Comment le roi Henry laissa sa femme et ses enfans en la garde du roi d’Arragon, et s’en vint en France guerroyer la terre du prince.


Le roi Henry, si comme ci-dessus est dit, se sauva au mieux qu’il put, et éloigna ses ennemis, et emmena sa femme et ses enfans au plus hâtivement qu’il put, en la cité de Valence en Arragon, là où le dit roi d’Arragon se tenoit, qui étoit son compère et son ami ; auquel il recorda toute son aventure, et pour laquelle le dit roi d’Arragon fut moult courroucé[1].

Assez tôt après, le roi Henry eut conseil qu’il passeroit outre et iroit voir le duc d’Anjou, qui pour le temps se tenoit à Montpellier, et lui recorderoit aussi ses meschances.
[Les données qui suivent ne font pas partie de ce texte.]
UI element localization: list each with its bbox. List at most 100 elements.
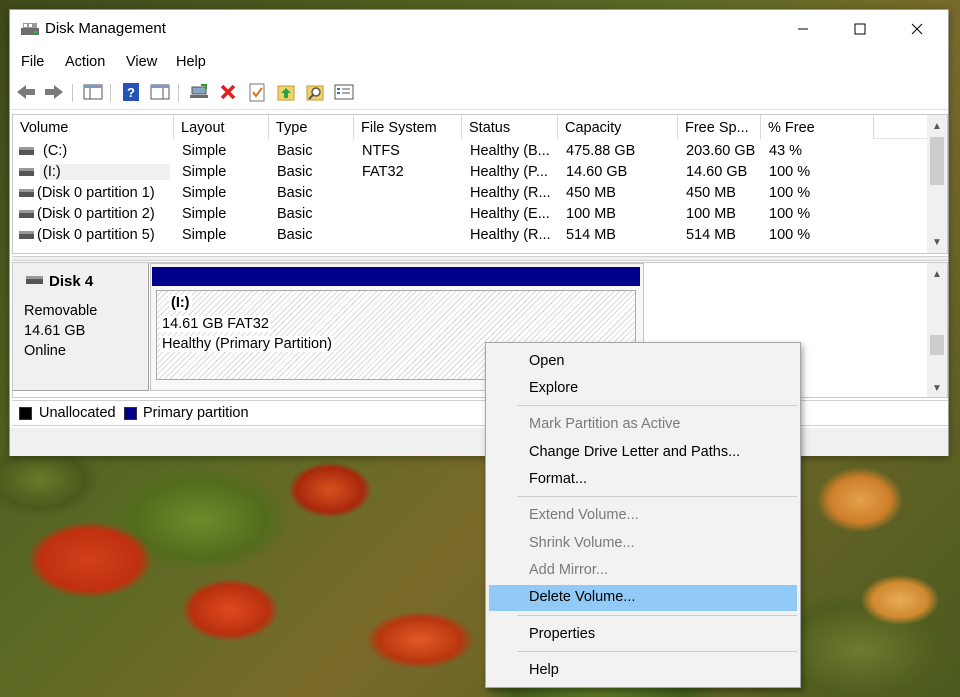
menu-item-change-drive-letter[interactable]: Change Drive Letter and Paths... [489,440,797,466]
help-icon[interactable]: ? [120,81,142,103]
refresh-folder-icon[interactable] [275,81,297,103]
menu-item-open[interactable]: Open [489,349,797,375]
disk-info[interactable]: Disk 4 Removable 14.61 GB Online [13,263,149,391]
maximize-button[interactable] [837,10,883,48]
volume-free-space: 14.60 GB [686,164,748,180]
context-menu: Open Explore Mark Partition as Active Ch… [485,342,801,688]
drive-icon [19,210,34,218]
menu-item-explore[interactable]: Explore [489,376,797,402]
legend: Unallocated Primary partition [12,400,948,426]
unallocated-swatch [19,407,32,420]
volume-list-scrollbar[interactable]: ▲ ▼ [927,115,947,253]
disk-size: 14.61 GB [24,323,86,339]
volume-type: Basic [277,227,313,243]
volume-name: (C:) [43,143,68,159]
toolbar: ? [10,76,948,110]
column-header-file-system[interactable]: File System [354,115,462,139]
menu-item-properties[interactable]: Properties [489,622,797,648]
title-bar[interactable]: Disk Management [10,10,948,48]
volume-type: Basic [277,185,313,201]
connect-icon[interactable] [188,81,210,103]
pane-splitter[interactable] [12,256,948,261]
volume-status: Healthy (E... [470,206,550,222]
volume-free-space: 203.60 GB [686,143,756,159]
volume-layout: Simple [182,164,227,180]
menu-item-format[interactable]: Format... [489,467,797,493]
scroll-down-icon[interactable]: ▼ [927,233,947,251]
window-title: Disk Management [45,20,166,37]
column-header-layout[interactable]: Layout [174,115,269,139]
close-button[interactable] [894,10,940,48]
drive-icon [19,168,34,176]
volume-type: Basic [277,143,313,159]
volume-name: (I:) [40,164,170,180]
menu-action[interactable]: Action [65,54,105,70]
column-header-status[interactable]: Status [462,115,558,139]
volume-row[interactable]: (Disk 0 partition 2) Simple Basic Health… [13,204,929,225]
volume-status: Healthy (P... [470,164,548,180]
primary-partition-swatch [124,407,137,420]
volume-layout: Simple [182,143,227,159]
volume-list-header: Volume Layout Type File System Status Ca… [13,115,929,139]
menu-item-help[interactable]: Help [489,658,797,684]
status-bar [10,428,948,456]
menu-file[interactable]: File [21,54,44,70]
disk-icon [26,276,43,284]
forward-arrow-icon[interactable] [43,81,65,103]
drive-icon [19,147,34,155]
volume-layout: Simple [182,206,227,222]
menu-item-add-mirror: Add Mirror... [529,562,608,578]
volume-layout: Simple [182,227,227,243]
minimize-button[interactable] [780,10,826,48]
column-header-type[interactable]: Type [269,115,354,139]
column-header-free-space[interactable]: Free Sp... [678,115,761,139]
volume-capacity: 514 MB [566,227,616,243]
delete-icon[interactable] [217,81,239,103]
volume-status: Healthy (B... [470,143,550,159]
column-header-volume[interactable]: Volume [13,115,174,139]
scroll-thumb[interactable] [930,335,944,355]
volume-status: Healthy (R... [470,227,551,243]
menu-bar: File Action View Help [10,50,948,74]
list-view-icon[interactable] [333,81,355,103]
scroll-up-icon[interactable]: ▲ [927,265,947,283]
menu-item-extend-volume: Extend Volume... [529,507,639,523]
partition-label: (I:) [169,295,192,311]
volume-capacity: 100 MB [566,206,616,222]
menu-item-delete-volume[interactable]: Delete Volume... [489,585,797,611]
drive-icon [19,231,34,239]
volume-percent-free: 100 % [769,164,811,180]
volume-row[interactable]: (I:) Simple Basic FAT32 Healthy (P... 14… [13,162,929,183]
search-folder-icon[interactable] [304,81,326,103]
volume-name: (Disk 0 partition 1) [37,185,155,201]
legend-unallocated: Unallocated [39,405,116,421]
volume-capacity: 450 MB [566,185,616,201]
menu-view[interactable]: View [126,54,157,70]
volume-file-system: NTFS [362,143,400,159]
disk-pane: Disk 4 Removable 14.61 GB Online (I:) 14… [12,262,948,398]
properties-icon[interactable] [246,81,268,103]
back-arrow-icon[interactable] [15,81,37,103]
volume-row[interactable]: (Disk 0 partition 5) Simple Basic Health… [13,225,929,246]
disk-state: Online [24,343,66,359]
volume-percent-free: 43 % [769,143,803,159]
volume-capacity: 14.60 GB [566,164,628,180]
volume-layout: Simple [182,185,227,201]
column-header-capacity[interactable]: Capacity [558,115,678,139]
scroll-down-icon[interactable]: ▼ [927,379,947,397]
volume-row[interactable]: (C:) Simple Basic NTFS Healthy (B... 475… [13,141,929,162]
scroll-thumb[interactable] [930,137,944,185]
disk-pane-scrollbar[interactable]: ▲ ▼ [927,263,947,397]
legend-primary-partition: Primary partition [143,405,249,421]
volume-status: Healthy (R... [470,185,551,201]
column-header-percent-free[interactable]: % Free [761,115,874,139]
volume-row[interactable]: (Disk 0 partition 1) Simple Basic Health… [13,183,929,204]
show-hide-console-tree-icon[interactable] [82,81,104,103]
disk-type: Removable [24,303,98,319]
volume-type: Basic [277,164,313,180]
volume-free-space: 100 MB [686,206,736,222]
scroll-up-icon[interactable]: ▲ [927,117,947,135]
show-hide-action-pane-icon[interactable] [149,81,171,103]
menu-help[interactable]: Help [176,54,206,70]
volume-percent-free: 100 % [769,185,811,201]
Cil avis fut plaisant au dit roi d’Arragon ; et consentoit bien qu’il se partît, pourtant qu’il étoit ennemi au prince, qui lui étoit encore trop près voisin. Si se partit le dit roi Henry du roi d’Arragon et laissa en la cité de Valence sa femme et ses enfans, et exploita tant par ses journées qu’il passa Narbonne, qui est la première cité du royaume de France à ce lez là, et puis Béziers et Loupian[2] et tout le pays, et vint à Montpellier. Là trouva-t-il le duc d’Anjou qui fort l’aimoit et qui trop fort hayoit les Anglois, quoiqu’il ne leur fît point de guerre ; lequel duc, qui informé étoit de l’affaire du roi Henry, le reçut et recueillit moult liement et le réconforta de ce qu’il put. Et fut avecques lui une espace de temps, et vint en Avignon voir le pape Urbain V qui se deyoit partir et aller à Rome, ainsi qu’il fit.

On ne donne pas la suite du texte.